4. Automated Detection of CAP
CAP reflects the instability of sleep through EEG, which is accompanied by some dynamic events in the process of sleep (falling asleep, conversion of different sleep periods, and awakening in sleep). It is suggested that when there are external or internal sleep interference factors, the A1 subtype in CAP marks the brain’s efforts to continue to sleep. When sleep becomes increasingly unstable and the brain cannot maintain continuous sleep, EEG arousal will accompany or replace the slow activity with high amplitude. Therefore, A2 and A3 subtypes constitute the arousal of the central nervous system.
Methods for automated detection of CAP are listed in Table 6.
Table 6. Automated detection of CAP
Author(Year) [Reference] |
Database |
Data Preprocessing |
Model |
Results |
Mariani et al. (2012) [45][107] |
Parma Sleep Disorders Center |
Hjorth activity; EEG variance |
Discriminant classifier |
Accuracy=84.9% |
Chindhade et al. (2018) [46][105] |
CAP Sleep Database |
Differential moving average |
Logistic regression |
AUROC=0.512;Accuracy = 58% |
Hui et al.(2021) [47][106] |
CAP Sleep Database |
- |
CNN |
Sensitivity=80.29%;Accuracy = 74.43% |
Mendona et al.(2021) [108] |
CAP Sleep Database |
Lowpass filter |
LSTM |
Accuracy=81.3%;Sensitivity=73.7%;Specificity=81.7% |
5. Conclusion
Reliable diagnosis of arousal is the most essential prerequisite of sleep disorder treatment. The ‘gold standard’ for sleep disorders was developed manually by experienced experts, which is a time consuming and costly process. Accurate automated scoring models could assist doctors to identify medical images faster and more accurately, free doctors from tedious work, and ultimately improve the efficiency of laboratory and home sleep diagnostic methods.
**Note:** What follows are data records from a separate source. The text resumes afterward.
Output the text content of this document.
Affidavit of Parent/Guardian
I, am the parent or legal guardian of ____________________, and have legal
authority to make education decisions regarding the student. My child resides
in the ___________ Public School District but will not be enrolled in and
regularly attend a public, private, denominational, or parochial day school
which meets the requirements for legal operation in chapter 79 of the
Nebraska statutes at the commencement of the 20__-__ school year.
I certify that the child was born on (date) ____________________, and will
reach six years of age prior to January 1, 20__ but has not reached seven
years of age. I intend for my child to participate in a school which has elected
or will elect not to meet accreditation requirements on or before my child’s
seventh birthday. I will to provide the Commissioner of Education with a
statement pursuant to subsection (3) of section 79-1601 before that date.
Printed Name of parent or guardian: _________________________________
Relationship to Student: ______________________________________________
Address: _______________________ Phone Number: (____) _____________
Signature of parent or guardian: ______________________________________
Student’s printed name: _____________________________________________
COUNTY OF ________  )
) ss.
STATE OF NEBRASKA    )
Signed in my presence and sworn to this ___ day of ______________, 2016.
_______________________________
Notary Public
This review showed that deep learning models can complete complex tasks, and are more accurate than traditional machine learning models. Deep learning has the powerful function of learning complex features by directly applying them to original data without extracting any manual features. Because the changes in various physiological parameters usually occur in a period of time before arousal, RNN and LSTM can learn the temporal relation in PSG signals. Therefore, using deep learning methods to detect the features of sleep arousals has become a mainstream trend in the field of PSG signals.